Changeless is a steampunk paranormal romance novel by Gail Carriger. First published in the United States on April 1, 2010 by Orbit Books, Changeless is the second book in the five-novel "The Parasol Protectorate" series, each featuring Alexia Tarabotti, a woman without a soul, as its lead character. The book, originally published as a "mass-market" paperback, was a New York Times Best Seller.

==Plot==
Changeless is set in an alternate history version of Victorian era Britain where werewolves and vampires are accepted as functioning members of society. Alexia Tarabotti still has no soul but she does now have a husband. Now known as Lady Maccon, Alexia finds her werewolf husband in distress. His sudden disappearance entangles her with a regiment of supernatural soldiers, a group of exorcised ghosts, and Queen Victoria herself. Alexia uses her sharp tongue, keen mind, and her trusty parasol in her effort to solve the problems put before her and to locate Lord Maccon. Her search takes her to Scotland and a werewolf pack where the fact that she is "soulless", and thus unaffected by the powers of supernatural beings, can make all the difference.

==Publication history==
- 2010, USA, Orbit Books ISBN 0-316-07414-4, Pub date 1 April 2010, Paperback
- 2010, UK, Orbit Books ISBN 1-84149-974-9, Pub date 2 September 2010, Paperback
- 2011, Germany, Blanvalet ISBN 978-3-442-37650-6, Pub date 18 July 2011, Paperback (in German as Brennende Finsternis ("Burning Darkness") translated by Anita Nirschl)

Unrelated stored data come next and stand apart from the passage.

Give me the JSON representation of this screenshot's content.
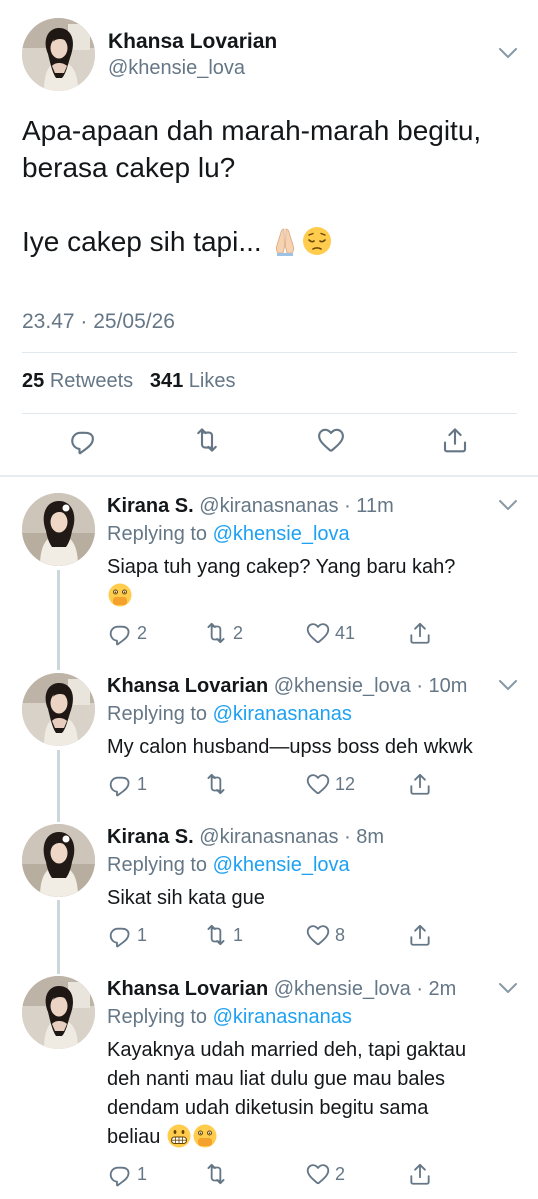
{
  "main_tweet": {
    "name": "Khansa Lovarian",
    "handle": "@khensie_lova",
    "text_line1": "Apa-apaan dah marah-marah begitu,",
    "text_line2": "berasa cakep lu?",
    "text_line3": "Iye cakep sih tapi...",
    "emojis": [
      "folded-hands-emoji",
      "pensive-face-emoji"
    ],
    "timestamp": "23.47 · 25/05/26",
    "retweets_count": "25",
    "retweets_label": "Retweets",
    "likes_count": "341",
    "likes_label": "Likes",
    "actions": [
      "reply-icon",
      "retweet-icon",
      "like-icon",
      "share-icon"
    ]
  },
  "replies": [
    {
      "name": "Kirana S.",
      "meta": "@kiranasnanas · 11m",
      "replying_prefix": "Replying to",
      "replying_to": "@khensie_lova",
      "text": "Siapa tuh yang cakep? Yang baru kah?",
      "emojis": [
        "face-with-open-eyes-and-hand-over-mouth-emoji"
      ],
      "reply_count": "2",
      "retweet_count": "2",
      "like_count": "41"
    },
    {
      "name": "Khansa Lovarian",
      "meta": "@khensie_lova · 10m",
      "replying_prefix": "Replying to",
      "replying_to": "@kiranasnanas",
      "text": "My calon husband—upss boss deh wkwk",
      "emojis": [],
      "reply_count": "1",
      "retweet_count": "",
      "like_count": "12"
    },
    {
      "name": "Kirana S.",
      "meta": "@kiranasnanas · 8m",
      "replying_prefix": "Replying to",
      "replying_to": "@khensie_lova",
      "text": "Sikat sih kata gue",
      "emojis": [],
      "reply_count": "1",
      "retweet_count": "1",
      "like_count": "8"
    },
    {
      "name": "Khansa Lovarian",
      "meta": "@khensie_lova · 2m",
      "replying_prefix": "Replying to",
      "replying_to": "@kiranasnanas",
      "text_line1": "Kayaknya udah married deh, tapi gaktau",
      "text_line2": "deh nanti mau liat dulu gue mau bales",
      "text_line3": "dendam udah diketusin begitu sama",
      "text_line4": "beliau",
      "emojis": [
        "grimacing-face-emoji",
        "face-with-open-eyes-and-hand-over-mouth-emoji"
      ],
      "reply_count": "1",
      "retweet_count": "",
      "like_count": "2"
    }
  ],
  "colors": {
    "text": "#14171a",
    "secondary": "#657786",
    "link": "#1da1f2",
    "divider": "#e1e8ed",
    "thread_line": "#ccd6dd"
  }
}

The author's official website also lists a French language edition by Orbit France/Calmann Levy, a Spanish language edition to be released by Versátil, plus an Italian language edition by Baldini & Castoldi, all with "unknown" upcoming publication dates. In November 2010, the author announced that Proszynski will publish the novel in Poland and Hayakawa will publish it in Japan, neither with announced publication dates.

The original US cover for the novel was designed by Lauren Panepinto, Creative Director for Orbit Books and Yen Press. The model portraying heroine Alexia Tarabotti on the US cover is actress Donna Ricci. The original photograph of Ricci for this cover was taken by Derek Caballero.

==Reception==
Changeless spent two weeks on the New York Times Best Seller list, peaking at #20 on the Paperback Mass Market Fiction list in the week ending April 3, 2010.

==Adaptations==
In September 2010, Carriger's literary agent announced that worldwide rights to adapt the first three novels in the Alexia Tarabotti series as graphic novels have been sold to Yen Press. Yen Press, like series publisher Orbit Books, is a division of Hachette Book Group.